The suspects: Wilfred Ogbewe, 52; Igbinobono Collins, 26; Salami Osayomore, 25; Odion Osayande,23; Morgan Uwanboe, 47; Ifeoluwa Oladele, 36, and Agbonrere Festus, 25, were arrested for allegedly invading the state House of Assembly premises in a manner that caused breach of peace.
The suspects were arrested by a team of policemen led by one Superintendent Dahiru Ibrahim from Abuja at the premises of the state Assembly on the said date.
Granting the bail, the presiding Judge, Justice Efe Ikponmwoba, admitted the suspects to bail in the sum of N500,000 with a surety each in like sum.
Ikponmwoba said the surety must be gainfully employed and resides within the court’s jurisdiction.
Meanwhile, the judge adjourned to September 8 for the judgment on their fundamental human rights
Counsel to the applicants, Mr. Matthias Obayuwana, who filed a 24 paragraphs affidavit in support of his motion, submitted that the motion was aimed at enforcing the fundamental human rights to liberty and personal dignity, freedom from cruel, inhuman and degrading treatment of the applicants by the police authorities.

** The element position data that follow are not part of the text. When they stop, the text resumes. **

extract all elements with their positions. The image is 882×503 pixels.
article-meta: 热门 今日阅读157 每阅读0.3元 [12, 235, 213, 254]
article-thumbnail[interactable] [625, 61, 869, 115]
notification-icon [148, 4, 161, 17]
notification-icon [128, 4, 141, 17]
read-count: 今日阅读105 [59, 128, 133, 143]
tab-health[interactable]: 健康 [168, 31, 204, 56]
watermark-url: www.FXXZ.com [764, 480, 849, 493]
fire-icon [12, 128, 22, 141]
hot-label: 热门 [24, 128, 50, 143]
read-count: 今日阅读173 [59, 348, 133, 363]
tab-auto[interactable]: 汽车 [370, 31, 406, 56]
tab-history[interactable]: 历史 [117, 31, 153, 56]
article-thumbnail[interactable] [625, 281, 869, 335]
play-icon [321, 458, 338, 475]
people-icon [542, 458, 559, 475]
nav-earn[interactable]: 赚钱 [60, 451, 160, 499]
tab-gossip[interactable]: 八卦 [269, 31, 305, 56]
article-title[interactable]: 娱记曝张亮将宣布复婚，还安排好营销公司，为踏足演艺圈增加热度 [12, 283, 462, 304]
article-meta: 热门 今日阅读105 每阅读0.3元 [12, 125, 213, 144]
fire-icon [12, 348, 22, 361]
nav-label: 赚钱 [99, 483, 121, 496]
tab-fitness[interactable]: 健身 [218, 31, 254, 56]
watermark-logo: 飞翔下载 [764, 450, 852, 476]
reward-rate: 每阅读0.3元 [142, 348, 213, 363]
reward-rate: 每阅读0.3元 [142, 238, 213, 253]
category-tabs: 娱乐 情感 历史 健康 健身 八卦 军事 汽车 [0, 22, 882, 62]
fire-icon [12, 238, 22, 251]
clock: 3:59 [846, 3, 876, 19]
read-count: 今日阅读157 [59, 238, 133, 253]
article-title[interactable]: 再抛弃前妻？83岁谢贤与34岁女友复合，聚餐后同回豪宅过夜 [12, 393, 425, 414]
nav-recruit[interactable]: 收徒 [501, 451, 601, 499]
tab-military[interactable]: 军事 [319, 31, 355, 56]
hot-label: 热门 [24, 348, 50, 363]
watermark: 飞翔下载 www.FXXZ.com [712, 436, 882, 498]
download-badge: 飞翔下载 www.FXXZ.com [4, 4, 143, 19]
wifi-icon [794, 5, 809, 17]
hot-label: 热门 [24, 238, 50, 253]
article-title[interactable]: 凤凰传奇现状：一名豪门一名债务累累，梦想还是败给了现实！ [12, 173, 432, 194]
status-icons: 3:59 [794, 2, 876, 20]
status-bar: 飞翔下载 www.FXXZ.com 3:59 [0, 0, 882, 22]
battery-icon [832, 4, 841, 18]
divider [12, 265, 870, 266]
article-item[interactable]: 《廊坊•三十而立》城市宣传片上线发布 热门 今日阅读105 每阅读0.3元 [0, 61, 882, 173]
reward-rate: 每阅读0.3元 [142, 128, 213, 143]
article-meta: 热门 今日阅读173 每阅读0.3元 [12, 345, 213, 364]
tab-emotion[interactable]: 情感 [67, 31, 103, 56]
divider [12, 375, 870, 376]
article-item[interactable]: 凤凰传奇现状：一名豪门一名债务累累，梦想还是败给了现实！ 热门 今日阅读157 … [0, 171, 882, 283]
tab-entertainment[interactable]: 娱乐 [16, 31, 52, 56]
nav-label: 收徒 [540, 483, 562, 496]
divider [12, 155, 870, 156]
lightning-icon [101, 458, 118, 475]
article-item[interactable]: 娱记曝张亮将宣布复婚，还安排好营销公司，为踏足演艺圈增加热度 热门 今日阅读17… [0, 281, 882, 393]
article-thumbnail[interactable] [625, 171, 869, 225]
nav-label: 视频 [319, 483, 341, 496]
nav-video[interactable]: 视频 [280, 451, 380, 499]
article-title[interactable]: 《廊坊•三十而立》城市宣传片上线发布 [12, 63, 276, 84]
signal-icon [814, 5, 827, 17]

He submitted that the applicants were arrested while performing their lawful duties as members of the state vigilante, who were at the Assembly complex at the instance of state government to protect the place from being vandalised by hoodlums on that fateful day.
Obayuwana also told the court that the applicants were arrested by a team of policemen led by one Supol Dahiru Ibrahim and taken to Force Headquarters in Abuja, where they were tortured and detained under unfavourable condition without food.
He emphasized that the rights to personal dignity is not such that can be negotiated, waived, neglected or overlooked.
Citing sections of the law to drive home his points, the applicants’ counsel told the court that the respondents did not present any warrant of arrest, petition or complaint by anyone against the applicants on the basis of which they acted in the early hours of that day, “an exercise that was ill-motivated and smacked of partisanship in the electoral politics of the state.”
He urged the court to accordingly restrain the respondents, their agents, servants and privies from further interference with the fundamental human rights to liberty of the applicants in the discharge of their duties as vigilante member employed by the state government for the protection of government properties.
Obayuwana also prayed the court among other reliefs to direct the respondents jointly and severally to apologise to the applicants in writing and publish same in at least one national daily for the unwarranted infringement of their fundamental rights to liberty pursuant to section 35(6) of the constitution of the Federal Republic of Nigeria 1999 (as amended).